Alice Cordier, cheffe de Némésis, néo-nazie chouchoutée par les médias


Prise la main dans le sac, Alice Cordier prétend qu’elle avait des «joues» de «bébé» et que le signe SS est celui d’un groupe de rap.


Alice Cordier, le cheffe de Némésis, faisant un signe SS avec un néo-nazi et prenant la pose avec Darmanin.

Une curieuse photographie fait le tour des réseaux sociaux depuis hier : on y voit Alice Cordier, cheffe du groupuscule d’extrême droite Némésis, en compagnie d’un militant néo-nazi dont le visage est flouté. Ces deux personnes semblent attablées dans un bar et miment chacun la lettre «S» en forme d’éclair avec leurs doigts. Ce qui donne SS, une référence à la Schutzstaffel, principale organisation sous le IIIᵉ Reich, milice criminelle d’élite sous les ordres d’Hitler.

Pour lever toute ambiguïté, l’individu qui poste cette photo, utilisant le pseudonyme de «Kenneth Ukraine», écrit «de Bretagne à Lyon, SS partout». Et il accompagne l’image d’un hooligan réalisant le même geste, avec avec un Soleil noir en arrière plan. Le soleil noir est un autre symbole de la mystique SS, créée par Heinrich Himmler.

Le journaliste Ricardo Parreira, spécialiste de l’extrême droite, a identifié derrière ce compte un néo-nazi nommé Gwendal Delange, ancien du groupe violent Lyon Populaire et aujourd’hui combattant en Ukraine dans le bataillon Azov. Dans ses autres publications, on le voit d’ailleurs effectuer des saluts nazis ou arborer ses tatouages de croix gammées.

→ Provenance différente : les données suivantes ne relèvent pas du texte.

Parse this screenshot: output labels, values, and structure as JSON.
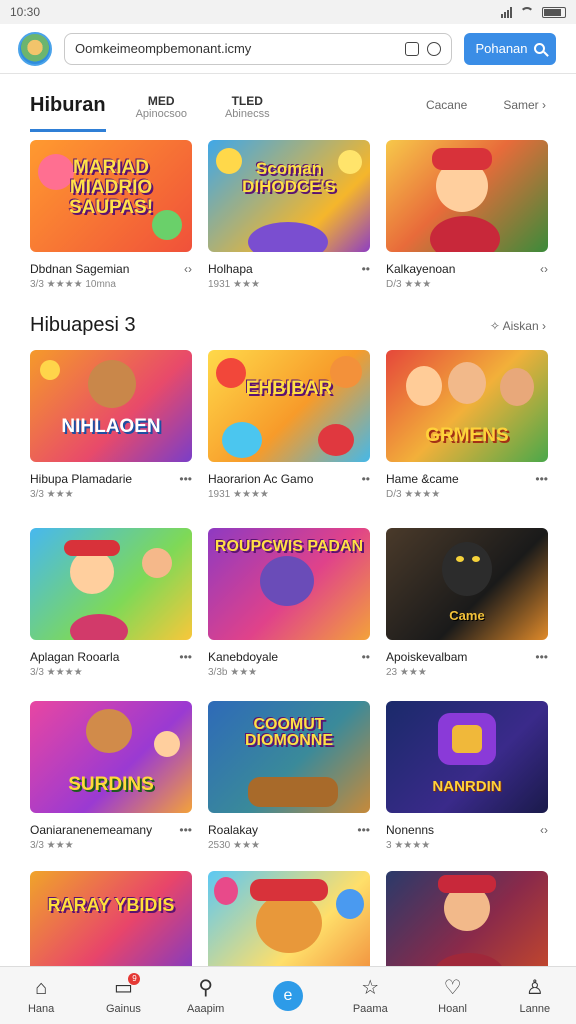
{
  "status_bar": {
    "time": "10:30"
  },
  "top_bar": {
    "url": "Oomkeimeompbemonant.icmy",
    "search_button_label": "Pohanan"
  },
  "tabs": {
    "active": "Hiburan",
    "items": [
      {
        "title": "MED",
        "subtitle": "Apinocsoo"
      },
      {
        "title": "TLED",
        "subtitle": "Abinecss"
      }
    ],
    "right_links": [
      "Cacane",
      "Samer"
    ]
  },
  "sections": [
    {
      "title": "",
      "see_all": ""
    },
    {
      "title": "Hibuapesi 3",
      "see_all": "Aiskan"
    }
  ],
  "cards": [
    {
      "art_text": "MARIAD MIADRIO SAUPAS!",
      "name": "Dbdnan Sagemian",
      "meta": "3/3 ★★★★ 10mna"
    },
    {
      "art_text": "Scoman DIHODCE'S",
      "name": "Holhapa",
      "meta": "1931 ★★★"
    },
    {
      "art_text": "",
      "name": "Kalkayenoan",
      "meta": "D/3 ★★★"
    },
    {
      "art_text": "NIHLAOEN",
      "name": "Hibupa Plamadarie",
      "meta": "3/3 ★★★"
    },
    {
      "art_text": "EHBIBAR",
      "name": "Haorarion Ac Gamo",
      "meta": "1931 ★★★★"
    },
    {
      "art_text": "GRMENS",
      "name": "Hame &came",
      "meta": "D/3 ★★★★"
    },
    {
      "art_text": "",
      "name": "Aplagan Rooarla",
      "meta": "3/3 ★★★★"
    },
    {
      "art_text": "ROUPCWIS PADAN",
      "name": "Kanebdoyale",
      "meta": "3/3b ★★★"
    },
    {
      "art_text": "Came",
      "name": "Apoiskevalbam",
      "meta": "23 ★★★"
    },
    {
      "art_text": "SURDINS",
      "name": "Oaniaranenemeamany",
      "meta": "3/3 ★★★"
    },
    {
      "art_text": "COOMUT DIOMONNE",
      "name": "Roalakay",
      "meta": "2530 ★★★"
    },
    {
      "art_text": "NANRDIN",
      "name": "Nonenns",
      "meta": "3 ★★★★"
    },
    {
      "art_text": "RARAY YBIDIS",
      "name": "",
      "meta": ""
    },
    {
      "art_text": "",
      "name": "",
      "meta": ""
    },
    {
      "art_text": "",
      "name": "",
      "meta": ""
    }
  ],
  "bottom_nav": [
    {
      "label": "Hana",
      "icon": "home-icon"
    },
    {
      "label": "Gainus",
      "icon": "chat-icon",
      "badge": "9"
    },
    {
      "label": "Aaapim",
      "icon": "search-icon"
    },
    {
      "label": "",
      "icon": "browser-icon"
    },
    {
      "label": "Paama",
      "icon": "star-icon"
    },
    {
      "label": "Hoanl",
      "icon": "heart-icon"
    },
    {
      "label": "Lanne",
      "icon": "user-icon"
    }
  ]
}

Prise la main dans le sac, Alice Cordier tente une réponse pour le moins surprenante sur Twitter : «On peut s’arrêter avec la police des doigts ? Cette obsession de l’extrême gauche pour le nazisme commence à devenir suspecte […] comme mes joues en attestent je suis un bébé, dans un bar de surfer et un inconnu me montre le geste d’un groupe de rap».

Tout est fascinant dans cette réponse. Cordier inverse l’accusation, en pointant une prétendue «obsession» de l’extrême gauche pour le nazisme alors qu’il est démontré que tout son entourage est composé de néo-nazis violents. Un entourage avec qui son collectif organise des guets-apens.

Plus amusant, elle tente l’argument de l’erreur de jeunesse en parlant de ses «joues». Derrière elle, sur la photo, on aperçoit une affiche sur le centenaire de Boris Vian, qui a eu lieu en mars 2020. Cordier, aujourd’hui âgée de 28 ans, était donc largement majeure et vaccinée sur cette photo, vraisemblablement prise il y a 6 ans. Enfin, et cela devient hilarant, elle dégaine l’argument du «groupe de rap». Cordier aime autant le rap que Némésis défend les femmes, mais peu importe : elle contredit toute seule l’argument énoncé quelques mots plus tôt. S’agit-il d’une erreur de jeunesse ou d’un signe de rap ? Et quel groupe de rap utilise «SS» comme symbole ?

En plus d’être une propagandiste néo-nazie, la crédibilité d’Alice Cordier côtoie la fosse des Mariannes. On se souvient que son groupuscule a d’abord affirmé que Quentin Deranque était un jeune catholique poignardé au hasard dans la rue par des antifascistes, avant de changer de version une bonne dizaine de fois.

Tout cela pourrait être simplement pathétique, sauf qu’Alice Cordier impose ses idées à toute la population française grâce à l’appui des médias dominants, qui l’invitent quasiment chaque semaine en prime time. Alors même que son groupuscule ne représente absolument rien en terme d’effectifs, et n’a jamais eu la moindre crédibilité dans les luttes féministes.

Plus grave encore, Alice Cordier bénéficie du soutien du pouvoir. Elle avait pris la pose avec Darmanin en 2023 à la braderie de Lille, avant d’affirmer que le ministre ne la connaissait pas pour dégonfler la polémique. Puis, Bruno Retailleau, ministre de l’Intérieur, avait salué en janvier 2025 le «combat» du groupe Némésis devant le Centre de réflexion sur la sécurité intérieure, lors d’un discours sur l’insécurité. Il s’était adressé personnellement à Alice Cordier en déclarant : «Bravo pour votre combat. Vous savez que j’en suis très proche». C’est le même Retailleau qui accuse la France Insoumise d’être « antisémite » et « anti-républicaine ».

Néo-nazisme, lutte armée en Ukraine, violence de rue, instrumentalisation médiatiques et appuis jusqu’au sommet de l’État. Décidément, le monde est petit.